Als ich neulich Abend den Kanal an der Fondamenta Corner Zaguri passierte, lagen die Boote noch auf dem Trockenen. Das Niedrigwasser fing Rosenmontag an und dauerte eine Woche, mit Höchstwerten von minus 70 Zentimetern unter dem Meeresspiegel, weshalb die Bilder von den auf dem Trockenen liegenden Gondeln sofort um die Welt gingen: Venedig als Sinnbild für die Klimakrise. Erst Hochwasser. Jetzt Trockenheit.

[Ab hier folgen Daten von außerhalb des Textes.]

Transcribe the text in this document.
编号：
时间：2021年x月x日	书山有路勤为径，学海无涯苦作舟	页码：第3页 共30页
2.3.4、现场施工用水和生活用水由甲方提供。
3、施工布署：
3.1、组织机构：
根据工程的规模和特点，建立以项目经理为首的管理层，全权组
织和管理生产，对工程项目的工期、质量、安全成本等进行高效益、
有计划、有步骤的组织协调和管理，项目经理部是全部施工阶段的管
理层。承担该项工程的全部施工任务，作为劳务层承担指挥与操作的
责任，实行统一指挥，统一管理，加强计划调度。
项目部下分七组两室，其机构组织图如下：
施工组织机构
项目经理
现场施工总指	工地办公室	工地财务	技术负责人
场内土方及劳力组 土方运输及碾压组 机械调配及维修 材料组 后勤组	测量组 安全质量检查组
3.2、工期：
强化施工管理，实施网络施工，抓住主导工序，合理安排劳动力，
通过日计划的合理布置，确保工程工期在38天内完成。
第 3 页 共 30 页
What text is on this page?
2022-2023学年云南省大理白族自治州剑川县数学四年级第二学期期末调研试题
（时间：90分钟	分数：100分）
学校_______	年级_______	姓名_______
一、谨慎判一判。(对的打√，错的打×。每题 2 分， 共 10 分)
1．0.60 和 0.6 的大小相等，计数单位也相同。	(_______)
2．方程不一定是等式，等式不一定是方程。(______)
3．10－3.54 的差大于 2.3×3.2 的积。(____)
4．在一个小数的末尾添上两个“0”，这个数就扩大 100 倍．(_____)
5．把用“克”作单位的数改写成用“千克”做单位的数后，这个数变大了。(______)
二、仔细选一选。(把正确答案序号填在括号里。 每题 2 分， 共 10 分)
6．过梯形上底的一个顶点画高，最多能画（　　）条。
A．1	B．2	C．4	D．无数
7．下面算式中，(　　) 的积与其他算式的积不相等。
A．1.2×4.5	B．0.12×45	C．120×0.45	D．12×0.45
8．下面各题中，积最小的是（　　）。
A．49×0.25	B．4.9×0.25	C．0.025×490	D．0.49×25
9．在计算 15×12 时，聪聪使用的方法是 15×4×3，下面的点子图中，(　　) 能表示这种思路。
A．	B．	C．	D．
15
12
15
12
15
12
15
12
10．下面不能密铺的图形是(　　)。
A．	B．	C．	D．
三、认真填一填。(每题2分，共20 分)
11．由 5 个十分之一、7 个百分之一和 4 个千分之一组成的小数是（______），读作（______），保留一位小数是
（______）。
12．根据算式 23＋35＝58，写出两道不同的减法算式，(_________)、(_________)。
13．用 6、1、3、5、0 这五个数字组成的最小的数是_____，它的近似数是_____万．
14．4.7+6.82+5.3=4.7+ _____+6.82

Was in der Katastrophenberichterstattung allerdings unterging, war, dass es nicht die Dürre ist, die Venedigs Kanäle vertrocknen lässt – sondern ein Zusammenspiel von einem Hochdruckgebiet über dem Mittelmeer und der astronomischen Konstellation einer Springtide, in deren Folge Hoch- und Niedrigwasser stärker ausfallen. Niedrigwasser gibt es immer wieder in der Lagune, speziell im Januar oder Februar: Im Jahr 2008 war das Niedrigwasser mit minus 80 Zentimetern sogar noch tiefer als das jetzige. Allerdings dauerte die jetzige Periode ungewöhnlich lange und brachte die zerfallenen Fundamente der Palazzi und verlandete Kanäle zum Vorschein. Doch statt die Fundamente zu renovieren, die Kanäle auszubaggern oder gar verseuchte Böden zu sanieren, beschloss der Stadtrat unter unserem Unternehmer-Bürgermeister Luigi Brugnaro, mit Geldern aus dem Spezialgesetz für den Erhalt von Venedig und EU-Fördergeldern ein Sportstadion auf dem Festland zu bauen - für 107 Millionen Euro.

Und weil Venedig ja von allen benutzt wird, hat es mich auch nicht gewundert, dass die Berichterstattung über das Niedrigwasser in Venedig auch dazu gut sein musste, sich das Mütchen an den Klimaschützern zu kühlen, nachzulesen etwa bei dem Komiker Dieter Nuhr (Öffnet in neuem Fenster). Die einen mutieren zu Meteorologen, die anderen zu Kennern der venezianischen Lagune. Experten allüberall. 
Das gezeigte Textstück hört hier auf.